I’m 27, 28 when I write it. I don’t have a career yet. I’m not established in any sense. And then Gould was my rocket.

At the center of the movie, you have Colm Feore playing Gould. How did you find him, and how did he end up with this role?

Deirdre Bowen is a brilliant casting director in Toronto. She put me in a car, brought me to the Stratford Festival to see Colm, who was playing Mercutio in Romeo and Juliet. He dies before the end of the play, so after that we went to dinner. We went through a little bit of a courting, testing, reading, but he’s the only actor I considered for the part.

But unlike in many biopics, you didn’t ask him to pretend to play the piano.

No. There’s no way an actor is going to get anywhere near what Gould looked like when he played. I mean, you just forget it. But there was a permission because, fundamentally and conceptually in Gould’s world, he was in the brain-to-brain printing business. The piano was a necessary pain.

What do you mean?

If you do a film about Liberace, I think it’s a little more difficult not to see him play because he’s a flashy player. But if Gould could have done his career without playing for an audience, he would have. The piano was always imperfect. The mechanics were just annoying and a mandatory pain. If he could have, like—

Beamed his version of the music he’d memorized directly into the brain of the listener.

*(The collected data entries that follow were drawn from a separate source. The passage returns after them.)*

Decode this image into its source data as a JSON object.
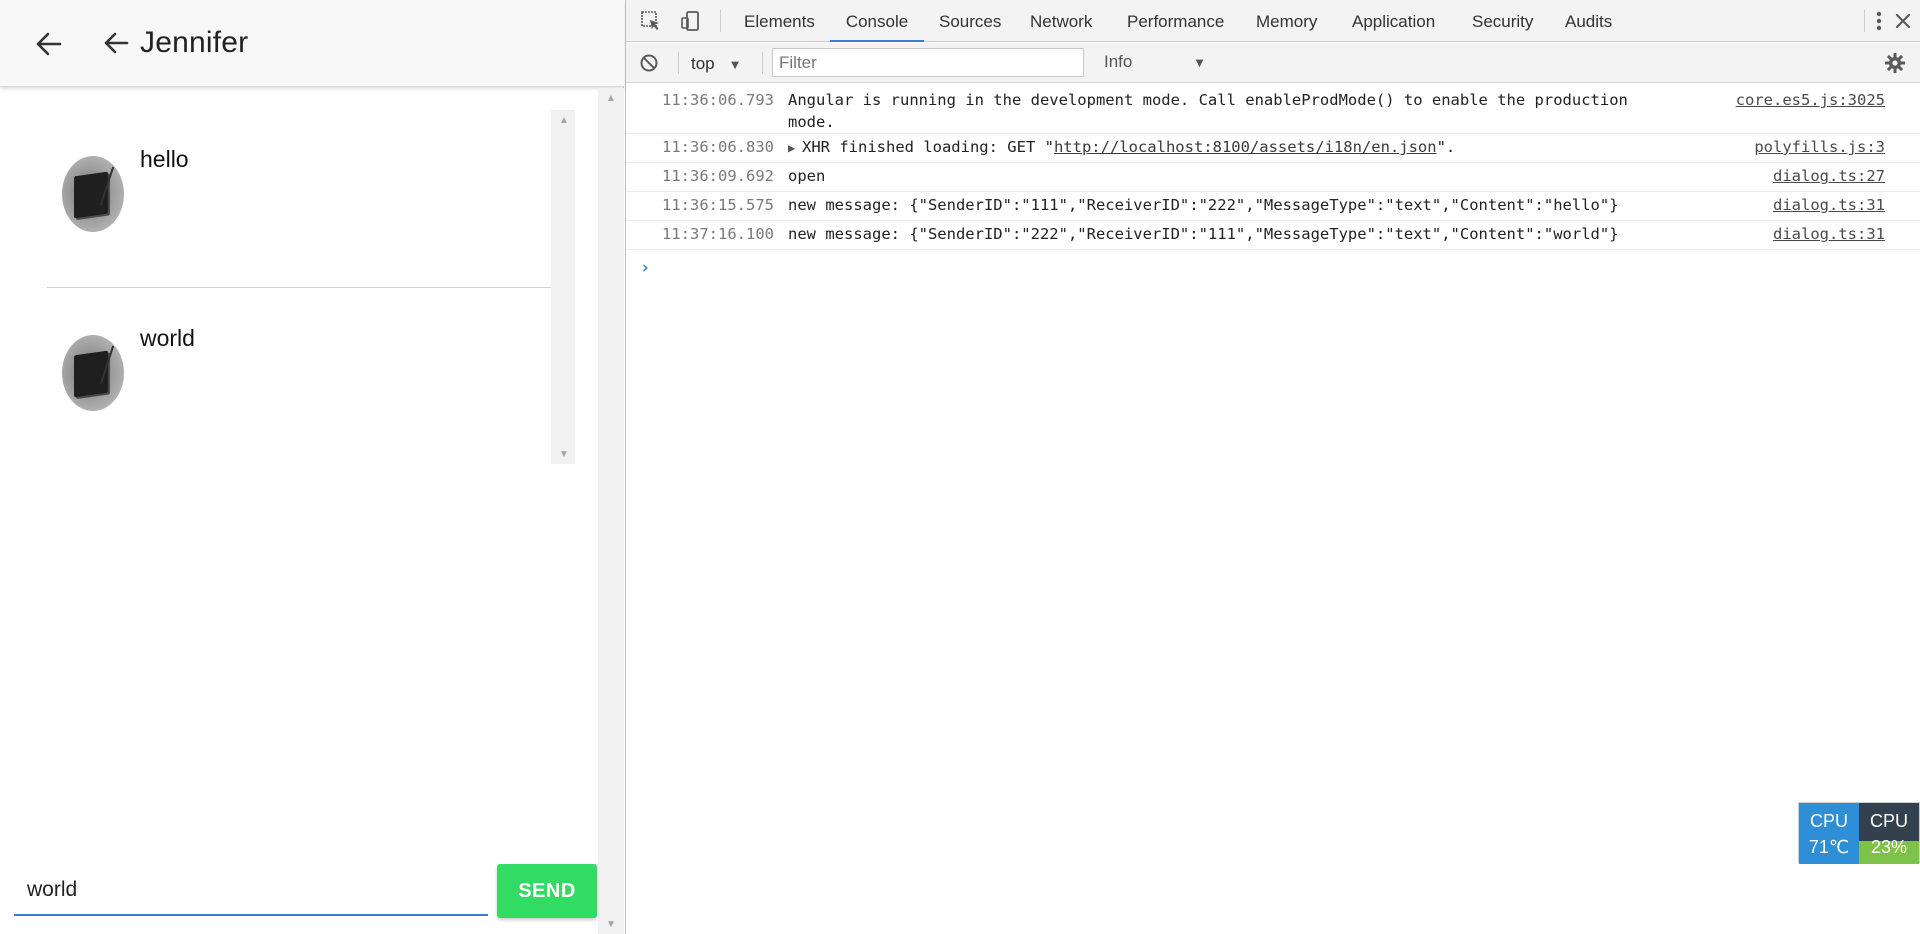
{
  "app": {
    "title": "Jennifer",
    "messages": [
      {
        "text": "hello"
      },
      {
        "text": "world"
      }
    ],
    "compose": {
      "value": "world",
      "send_label": "SEND"
    }
  },
  "devtools": {
    "tabs": [
      "Elements",
      "Console",
      "Sources",
      "Network",
      "Performance",
      "Memory",
      "Application",
      "Security",
      "Audits"
    ],
    "active_tab": "Console",
    "context": "top",
    "filter_placeholder": "Filter",
    "level": "Info",
    "rows": [
      {
        "time": "11:36:06.793",
        "message": "Angular is running in the development mode. Call enableProdMode() to enable the production\nmode.",
        "source": "core.es5.js:3025"
      },
      {
        "time": "11:36:06.830",
        "prefix": "XHR finished loading: GET \"",
        "link": "http://localhost:8100/assets/i18n/en.json",
        "suffix": "\".",
        "source": "polyfills.js:3"
      },
      {
        "time": "11:36:09.692",
        "message": "open",
        "source": "dialog.ts:27"
      },
      {
        "time": "11:36:15.575",
        "message": "new message: {\"SenderID\":\"111\",\"ReceiverID\":\"222\",\"MessageType\":\"text\",\"Content\":\"hello\"}",
        "source": "dialog.ts:31"
      },
      {
        "time": "11:37:16.100",
        "message": "new message: {\"SenderID\":\"222\",\"ReceiverID\":\"111\",\"MessageType\":\"text\",\"Content\":\"world\"}",
        "source": "dialog.ts:31"
      }
    ]
  },
  "cpu": {
    "label1": "CPU",
    "temp": "71℃",
    "label2": "CPU",
    "load": "23%"
  },
  "colors": {
    "send": "#32db64",
    "accent": "#3879d9",
    "cpu_temp": "#2e8fd6",
    "cpu_load": "#7fc24a"
  },
  "icons": [
    "back-arrow-icon",
    "inspect-icon",
    "device-toolbar-icon",
    "clear-console-icon",
    "more-vert-icon",
    "close-icon",
    "settings-gear-icon",
    "expand-triangle-icon",
    "prompt-chevron-icon"
  ]
}
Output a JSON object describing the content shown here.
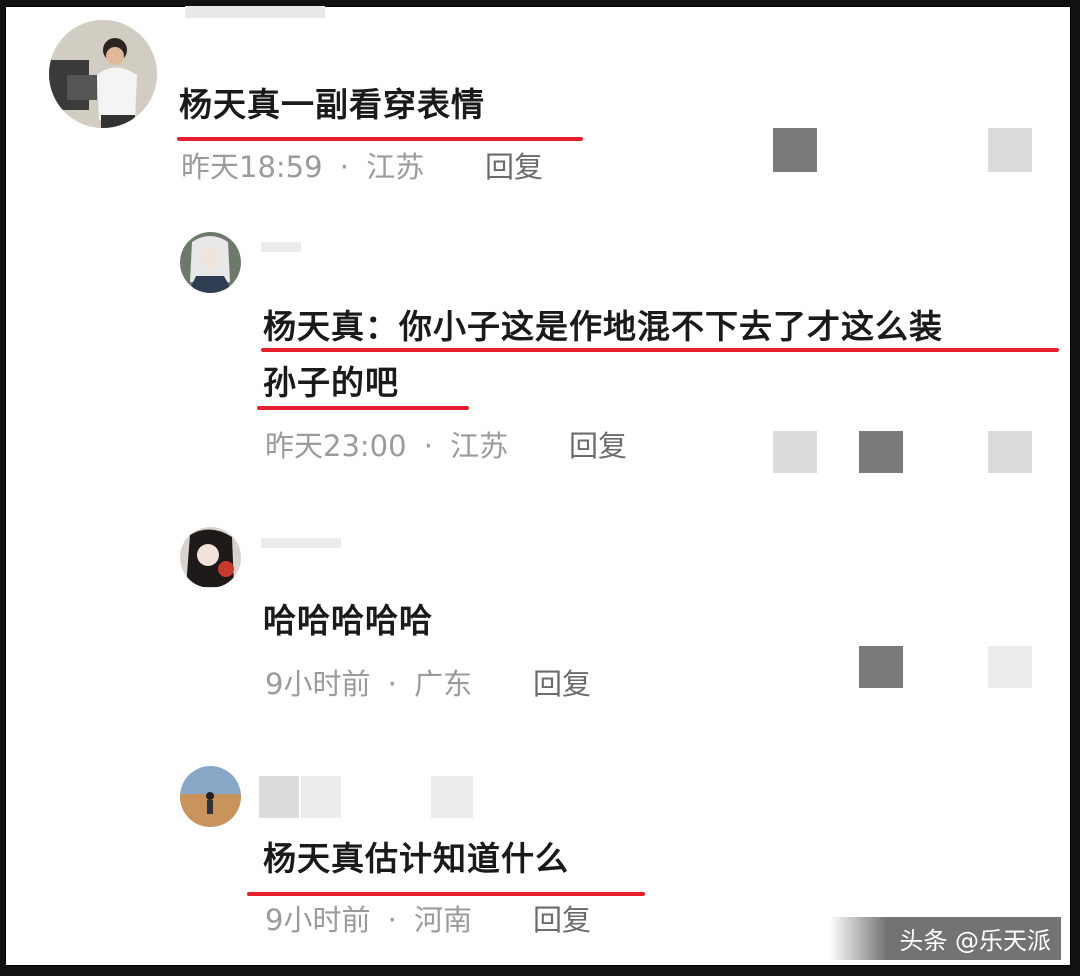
{
  "comments": [
    {
      "text": "杨天真一副看穿表情",
      "time": "昨天18:59",
      "location": "江苏",
      "reply": "回复"
    },
    {
      "text_line1": "杨天真：你小子这是作地混不下去了才这么装",
      "text_line2": "孙子的吧",
      "time": "昨天23:00",
      "location": "江苏",
      "reply": "回复"
    },
    {
      "text": "哈哈哈哈哈",
      "time": "9小时前",
      "location": "广东",
      "reply": "回复"
    },
    {
      "text": "杨天真估计知道什么",
      "time": "9小时前",
      "location": "河南",
      "reply": "回复"
    }
  ],
  "separator": "·",
  "watermark": "头条 @乐天派",
  "colors": {
    "underline": "#e5202c",
    "meta_text": "#9b9b9b",
    "reply_text": "#6b6b6b"
  }
}
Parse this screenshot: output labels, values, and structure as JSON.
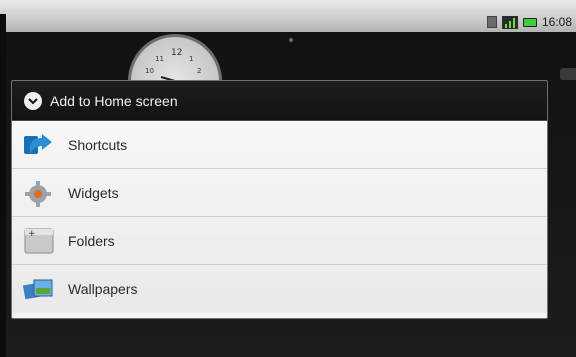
{
  "status_bar": {
    "time": "16:08",
    "icons": [
      "sd-card-icon",
      "signal-icon",
      "battery-icon"
    ],
    "battery_color": "#3cd13c"
  },
  "home": {
    "widget": "analog-clock"
  },
  "dialog": {
    "title": "Add to Home screen",
    "title_icon": "chevron-down-circle-icon",
    "items": [
      {
        "label": "Shortcuts",
        "icon": "shortcut-arrow-icon"
      },
      {
        "label": "Widgets",
        "icon": "widgets-gear-icon"
      },
      {
        "label": "Folders",
        "icon": "folder-icon"
      },
      {
        "label": "Wallpapers",
        "icon": "wallpaper-pictures-icon"
      }
    ]
  },
  "colors": {
    "dialog_header": "#121212",
    "dialog_body": "#f4f4f4",
    "clock_text": "#1a1a1a"
  }
}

It’s very much an intellectual operation, and the actual mechanics of playing the piano is secondary to the thinking of it. Gould would be in his apartment in Toronto, open a score, flip the pages, close the score, put it down, drive down to New York, and record it. If he had the opportunity to print straight into another brain, he would’ve chosen that, I’m sure.

The film really had a huge reach culturally, and its structure in particular became a kind of byword for a certain kind of heady experiment. So I of course must ask you about the classic Simpsons episode “22 Short Films About Springfield.” A truly weird homage.

Well, at first we weren’t sure if it was. It was 22, not 32. Is it us?

Everyone definitely knew it was you.

Eventually, we got a confirmation because they published a book where it was actually written down. It’s probably one of the greatest accolades I’ve received in my career.